Cirencester has certainly seen its share of demolitions over the years, not least of which were the Roman buildings that exist mainly today by way of fragments in the Corinium museum.

When I was a teenager there were frequent excavations of Roman remains or digs as we called them.

I helped out on some of them during the holidays.

It was interesting work – unpaid of course, but there was a sense of excitement that went with it; delving into the ground knowing that our ancient forebears had once been there and might have left something to be found.

And many valuable things were found in the digs around Cirencester back in the 1960s to which our excellent museum pays testament, attracting many thousands of visitors each year, especially schoolchildren.

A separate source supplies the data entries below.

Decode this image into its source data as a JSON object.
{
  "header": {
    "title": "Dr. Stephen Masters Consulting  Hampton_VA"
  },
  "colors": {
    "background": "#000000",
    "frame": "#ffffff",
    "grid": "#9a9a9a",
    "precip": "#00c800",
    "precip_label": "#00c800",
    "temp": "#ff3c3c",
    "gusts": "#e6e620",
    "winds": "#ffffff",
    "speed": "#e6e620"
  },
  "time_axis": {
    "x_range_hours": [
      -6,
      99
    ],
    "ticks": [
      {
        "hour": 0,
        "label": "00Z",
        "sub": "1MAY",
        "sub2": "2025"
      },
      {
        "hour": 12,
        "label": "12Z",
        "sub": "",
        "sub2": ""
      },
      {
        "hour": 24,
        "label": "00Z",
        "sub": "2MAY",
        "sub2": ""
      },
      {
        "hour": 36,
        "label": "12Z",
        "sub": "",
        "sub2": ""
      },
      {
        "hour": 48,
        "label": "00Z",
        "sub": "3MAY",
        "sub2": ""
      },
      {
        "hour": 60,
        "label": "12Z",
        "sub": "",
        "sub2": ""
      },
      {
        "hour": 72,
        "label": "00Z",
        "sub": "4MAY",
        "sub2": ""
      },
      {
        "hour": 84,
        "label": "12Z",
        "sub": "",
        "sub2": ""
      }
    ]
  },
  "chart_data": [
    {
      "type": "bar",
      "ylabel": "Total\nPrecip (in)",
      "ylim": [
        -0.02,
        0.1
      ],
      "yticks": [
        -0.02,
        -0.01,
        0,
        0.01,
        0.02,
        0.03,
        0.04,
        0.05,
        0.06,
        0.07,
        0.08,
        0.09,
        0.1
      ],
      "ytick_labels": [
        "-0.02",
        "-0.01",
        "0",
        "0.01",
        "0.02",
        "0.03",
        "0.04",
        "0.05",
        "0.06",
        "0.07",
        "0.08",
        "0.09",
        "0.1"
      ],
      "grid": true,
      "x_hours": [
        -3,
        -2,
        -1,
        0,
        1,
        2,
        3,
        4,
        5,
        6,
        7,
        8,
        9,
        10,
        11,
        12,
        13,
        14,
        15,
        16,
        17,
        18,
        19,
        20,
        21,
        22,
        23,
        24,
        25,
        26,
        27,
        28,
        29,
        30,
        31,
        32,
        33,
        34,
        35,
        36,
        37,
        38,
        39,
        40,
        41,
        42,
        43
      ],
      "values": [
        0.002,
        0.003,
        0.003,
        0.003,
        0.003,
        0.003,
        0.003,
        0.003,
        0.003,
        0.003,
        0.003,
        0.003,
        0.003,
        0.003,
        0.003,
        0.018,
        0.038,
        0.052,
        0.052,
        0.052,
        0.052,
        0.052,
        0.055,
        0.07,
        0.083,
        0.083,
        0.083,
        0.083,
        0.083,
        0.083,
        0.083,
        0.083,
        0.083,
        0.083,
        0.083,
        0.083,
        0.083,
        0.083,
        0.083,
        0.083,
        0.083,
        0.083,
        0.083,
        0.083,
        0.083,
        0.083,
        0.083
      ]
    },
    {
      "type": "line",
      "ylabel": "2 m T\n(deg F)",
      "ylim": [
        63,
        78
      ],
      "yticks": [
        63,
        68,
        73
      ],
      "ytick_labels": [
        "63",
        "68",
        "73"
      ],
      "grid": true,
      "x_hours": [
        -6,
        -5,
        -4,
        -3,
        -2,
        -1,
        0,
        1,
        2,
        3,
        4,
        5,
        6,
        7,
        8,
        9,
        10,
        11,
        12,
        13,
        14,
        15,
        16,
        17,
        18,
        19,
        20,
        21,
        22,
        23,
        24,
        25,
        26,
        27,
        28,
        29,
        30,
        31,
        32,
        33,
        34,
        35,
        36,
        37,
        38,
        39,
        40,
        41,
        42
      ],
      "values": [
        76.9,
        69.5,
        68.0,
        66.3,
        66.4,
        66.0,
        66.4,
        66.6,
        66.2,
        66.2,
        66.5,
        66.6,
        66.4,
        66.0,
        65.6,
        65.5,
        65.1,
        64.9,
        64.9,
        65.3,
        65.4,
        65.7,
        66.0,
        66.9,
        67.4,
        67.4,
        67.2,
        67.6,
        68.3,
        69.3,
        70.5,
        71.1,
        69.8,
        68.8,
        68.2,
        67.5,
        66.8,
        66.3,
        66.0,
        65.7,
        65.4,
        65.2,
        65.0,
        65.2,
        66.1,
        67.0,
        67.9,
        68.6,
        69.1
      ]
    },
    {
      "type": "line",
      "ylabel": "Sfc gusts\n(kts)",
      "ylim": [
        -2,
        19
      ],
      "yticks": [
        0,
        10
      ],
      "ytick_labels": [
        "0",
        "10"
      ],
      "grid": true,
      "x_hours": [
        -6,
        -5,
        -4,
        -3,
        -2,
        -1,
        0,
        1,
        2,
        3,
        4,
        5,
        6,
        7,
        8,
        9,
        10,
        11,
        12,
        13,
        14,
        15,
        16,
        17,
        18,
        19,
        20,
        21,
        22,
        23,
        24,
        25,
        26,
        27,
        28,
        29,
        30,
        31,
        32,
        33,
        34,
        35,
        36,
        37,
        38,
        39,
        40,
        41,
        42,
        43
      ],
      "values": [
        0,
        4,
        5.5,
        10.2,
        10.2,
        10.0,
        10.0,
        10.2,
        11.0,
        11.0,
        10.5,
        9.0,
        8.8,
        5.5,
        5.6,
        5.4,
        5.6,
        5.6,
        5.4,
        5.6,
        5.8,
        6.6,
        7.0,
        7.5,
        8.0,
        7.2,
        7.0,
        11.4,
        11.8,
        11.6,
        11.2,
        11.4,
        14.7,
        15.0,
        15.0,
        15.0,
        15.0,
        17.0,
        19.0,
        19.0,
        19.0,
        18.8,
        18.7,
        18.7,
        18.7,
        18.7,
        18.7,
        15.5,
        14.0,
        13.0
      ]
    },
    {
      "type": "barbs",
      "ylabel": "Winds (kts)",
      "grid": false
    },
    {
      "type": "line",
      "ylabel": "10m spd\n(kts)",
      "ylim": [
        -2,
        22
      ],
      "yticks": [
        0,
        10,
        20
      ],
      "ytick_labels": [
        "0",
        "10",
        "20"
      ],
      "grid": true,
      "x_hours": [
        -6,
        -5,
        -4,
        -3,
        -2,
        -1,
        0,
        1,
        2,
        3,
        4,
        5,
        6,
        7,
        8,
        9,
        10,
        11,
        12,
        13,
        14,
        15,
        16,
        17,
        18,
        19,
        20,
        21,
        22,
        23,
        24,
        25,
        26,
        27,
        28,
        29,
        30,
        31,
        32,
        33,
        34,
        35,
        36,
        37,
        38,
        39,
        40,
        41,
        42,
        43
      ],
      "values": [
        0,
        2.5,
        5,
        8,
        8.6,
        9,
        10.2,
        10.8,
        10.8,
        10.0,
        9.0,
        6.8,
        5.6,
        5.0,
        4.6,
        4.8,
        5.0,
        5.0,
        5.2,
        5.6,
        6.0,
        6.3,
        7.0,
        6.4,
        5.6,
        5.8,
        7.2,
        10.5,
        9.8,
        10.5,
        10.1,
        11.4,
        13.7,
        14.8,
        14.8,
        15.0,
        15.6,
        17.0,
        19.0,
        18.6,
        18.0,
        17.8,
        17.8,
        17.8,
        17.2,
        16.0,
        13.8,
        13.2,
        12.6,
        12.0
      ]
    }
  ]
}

Like most Cirencester kids, I was exposed to Cirencester’s rich Roman history from an early age.

It was all around us; the bull ring amphitheatre, the bits of the Roman wall at the City Bank and the Abbey Grounds; the fragments of architecture such as the base of a broken column opposite the police station in the Forum.

There were frequent trips to the museum to which we walked to in a line from Lewis Lane.

I remember very well being taken there by my teacher Miss Phillips who explained things so well and inspired a love of history in me that has remained with me ever since.

Vera Phillips also taught me how to sew, but that’s a story for another day.

In the 1960s and 70s the Roman remains in Cirencester were contemporaneously added to when buildings and bridges were knocked down and roads built where there was once the elysian fields of childhood memory.

Who can forget the Beeches Humpty Dumps or the avenue of wood that lined the road from the Golden Farm to the stone bridge over the Churn?